The key to determining if your bleeding is ok, in your particular case, is to look at it. The amount of bleeding that occurs can range from a little as a few drops, to a much heavier flow resembling a menstrual period. The color of blood can also vary from a yellow straw-like color to reddish to brown. Bright red bleeding that is enough to fill a pad or is accompanied by cramps or any other new or unusual symptoms, could be a sign that something more serious is going on and you should see a doctor.
Many women worry about the likelihood of miscarriage when bleeding is first discovered. While bleeding during pregnancy can be a sign of an impending miscarriage, this is not always the case. It is estimated that anywhere from 5-10 percent of women have bleeding during early pregnancy with no known cause, and these women eventually go on to have completely normal and healthy pregnancies.
In the past, the most common solution for bleeding during early pregnancy was bed rest, however the latest research now shows that most bleeding will usually resolve on its own, and that if bleeding does turn out to be caused by a miscarriage, bed rest will unfortunately not prevent it.
Is it Normal When I’m On Birth Control?
There are many reasons why you may be experiencing breakthrough bleeding:
- When starting birth control for the first time or switching to a new birth control it takes your body a little while to get use to the hormones, so it self corrects until everything gets in sync.
- Take your birth control incorrectly. We all forget to take our pill from time to time. However if you miss enough doses and your body no longer has the hormones needed, you may throw yourself off balance until you start taking your pills on schedule again.
- Medications that may interfere with their birth control. Antibiotics or other prescriptions can make your birth control pill less effective, the best way is to speak to your doctor and let him/her know what medications you are taking.
How to Deal With
There are many things that you can do to cope with your bleeding until it resolves:
- 1. The first important step is to accept what is going on, that it is not harmful, and it will take time to resolve.
- 2. Make sure you are prepared. While not harmful long term, bleeding will take both a physical and an emotional toll on your body and mind.

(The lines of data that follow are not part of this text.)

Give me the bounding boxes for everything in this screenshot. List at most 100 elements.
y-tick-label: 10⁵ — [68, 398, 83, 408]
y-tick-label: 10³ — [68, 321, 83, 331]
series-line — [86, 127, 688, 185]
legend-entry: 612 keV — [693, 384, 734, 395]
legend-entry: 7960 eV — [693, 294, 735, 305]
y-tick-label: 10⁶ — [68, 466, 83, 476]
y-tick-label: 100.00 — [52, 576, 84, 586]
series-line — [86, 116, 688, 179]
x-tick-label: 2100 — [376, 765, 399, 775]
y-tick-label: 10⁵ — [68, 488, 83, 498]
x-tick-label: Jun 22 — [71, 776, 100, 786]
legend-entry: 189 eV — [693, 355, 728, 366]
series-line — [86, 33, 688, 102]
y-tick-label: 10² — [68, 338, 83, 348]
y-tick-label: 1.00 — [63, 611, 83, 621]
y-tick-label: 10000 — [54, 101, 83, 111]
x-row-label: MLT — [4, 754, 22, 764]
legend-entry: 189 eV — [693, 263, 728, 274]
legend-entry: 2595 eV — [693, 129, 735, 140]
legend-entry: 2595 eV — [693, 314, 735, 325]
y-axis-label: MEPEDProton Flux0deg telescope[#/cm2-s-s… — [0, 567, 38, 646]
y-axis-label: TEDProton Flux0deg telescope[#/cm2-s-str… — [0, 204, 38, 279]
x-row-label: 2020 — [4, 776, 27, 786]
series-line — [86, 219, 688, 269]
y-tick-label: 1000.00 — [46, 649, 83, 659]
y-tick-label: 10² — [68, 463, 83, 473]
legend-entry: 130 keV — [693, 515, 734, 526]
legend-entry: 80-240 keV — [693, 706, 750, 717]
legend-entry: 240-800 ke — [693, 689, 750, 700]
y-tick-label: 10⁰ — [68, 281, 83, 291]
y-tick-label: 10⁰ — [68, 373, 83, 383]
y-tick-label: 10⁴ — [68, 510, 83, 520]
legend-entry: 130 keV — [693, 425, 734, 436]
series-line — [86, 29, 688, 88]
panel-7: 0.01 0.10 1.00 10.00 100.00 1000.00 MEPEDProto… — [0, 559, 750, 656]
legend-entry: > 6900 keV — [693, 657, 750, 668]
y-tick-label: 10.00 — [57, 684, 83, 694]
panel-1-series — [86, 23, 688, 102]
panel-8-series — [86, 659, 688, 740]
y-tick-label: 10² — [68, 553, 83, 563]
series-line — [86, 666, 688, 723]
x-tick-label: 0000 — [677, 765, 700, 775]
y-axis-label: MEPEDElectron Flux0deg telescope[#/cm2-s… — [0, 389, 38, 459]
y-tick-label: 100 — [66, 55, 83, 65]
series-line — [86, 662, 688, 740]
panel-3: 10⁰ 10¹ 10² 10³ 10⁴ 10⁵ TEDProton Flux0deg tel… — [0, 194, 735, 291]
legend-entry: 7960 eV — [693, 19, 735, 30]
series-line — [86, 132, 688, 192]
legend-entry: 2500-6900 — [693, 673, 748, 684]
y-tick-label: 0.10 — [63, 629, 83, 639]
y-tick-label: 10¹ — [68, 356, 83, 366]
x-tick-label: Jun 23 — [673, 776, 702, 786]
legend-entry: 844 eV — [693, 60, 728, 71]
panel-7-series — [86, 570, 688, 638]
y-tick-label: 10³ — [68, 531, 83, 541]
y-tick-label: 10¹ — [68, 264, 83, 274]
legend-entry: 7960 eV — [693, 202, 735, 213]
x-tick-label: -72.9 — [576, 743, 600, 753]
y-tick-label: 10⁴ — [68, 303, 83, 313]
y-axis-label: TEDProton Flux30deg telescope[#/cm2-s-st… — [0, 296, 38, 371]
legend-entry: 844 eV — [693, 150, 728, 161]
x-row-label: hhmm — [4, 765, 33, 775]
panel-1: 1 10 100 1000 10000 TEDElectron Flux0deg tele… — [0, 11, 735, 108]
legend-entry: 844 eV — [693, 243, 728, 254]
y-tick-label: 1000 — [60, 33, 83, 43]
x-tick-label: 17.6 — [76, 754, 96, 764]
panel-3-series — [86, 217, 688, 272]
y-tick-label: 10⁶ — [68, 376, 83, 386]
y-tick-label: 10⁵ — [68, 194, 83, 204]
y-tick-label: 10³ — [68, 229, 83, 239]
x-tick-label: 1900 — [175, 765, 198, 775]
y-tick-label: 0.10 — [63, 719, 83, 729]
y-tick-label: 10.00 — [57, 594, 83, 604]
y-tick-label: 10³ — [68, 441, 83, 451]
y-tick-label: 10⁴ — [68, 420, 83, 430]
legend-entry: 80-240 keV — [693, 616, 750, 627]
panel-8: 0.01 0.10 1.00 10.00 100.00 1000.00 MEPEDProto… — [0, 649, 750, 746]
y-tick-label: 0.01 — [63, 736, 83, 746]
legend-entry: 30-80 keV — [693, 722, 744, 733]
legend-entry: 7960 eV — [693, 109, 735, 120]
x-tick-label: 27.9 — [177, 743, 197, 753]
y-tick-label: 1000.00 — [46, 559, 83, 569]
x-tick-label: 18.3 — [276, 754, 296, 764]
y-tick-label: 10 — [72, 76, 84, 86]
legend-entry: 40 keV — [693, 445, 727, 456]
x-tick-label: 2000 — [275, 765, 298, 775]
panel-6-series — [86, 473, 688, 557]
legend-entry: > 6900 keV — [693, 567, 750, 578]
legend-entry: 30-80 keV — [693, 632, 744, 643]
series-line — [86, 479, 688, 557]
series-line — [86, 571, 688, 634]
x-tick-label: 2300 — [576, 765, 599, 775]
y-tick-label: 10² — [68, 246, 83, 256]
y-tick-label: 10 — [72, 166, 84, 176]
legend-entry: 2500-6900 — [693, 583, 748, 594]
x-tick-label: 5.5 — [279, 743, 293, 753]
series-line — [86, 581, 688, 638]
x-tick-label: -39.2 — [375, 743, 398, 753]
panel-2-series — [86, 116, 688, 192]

- 3. Make sure you manage the symptoms, have supplies with you at all times and make sure that your use of tampons is within the safe range as long term use can have potential health complications.
- 4. Control what you can. Taking your birth control pill at different times or missing doses can contribute to the bleeding, so make sure you are taking the pills on schedule.
- 5. Quit smoking. Smoking can lead to an increase in bleeding and many other health complications.
Things that you should seek professional consultation:
- If you are taking oral contraceptives and after a few months your bleeding continues you should consult your prescribing physician to look at a potential change in dose or type of pill.
- If you are or believe you are pregnant and begin to have bleeding seek medical help immediately.
- If you have pain, nausea, yellow or brown vaginal discharge or vomiting that accompanies your bleeding you should also seek medical attention.
Better To Be Safe Than Sorry With Breakthrough Bleeding
Most women are likely to suffer from irregular bleeding at some time in their lives. Many will not seek a solution to ease their symptoms, particularly if the bleeding is intermittent and ceases within a few months or if the cause is known. Consulting a health care professional is advised when bleeding is either heavy or does not resolve by itself, since this could signal more serious medical issues. Your doctor can advise you on how best to deal with the causes and symptoms of breakthrough bleeding.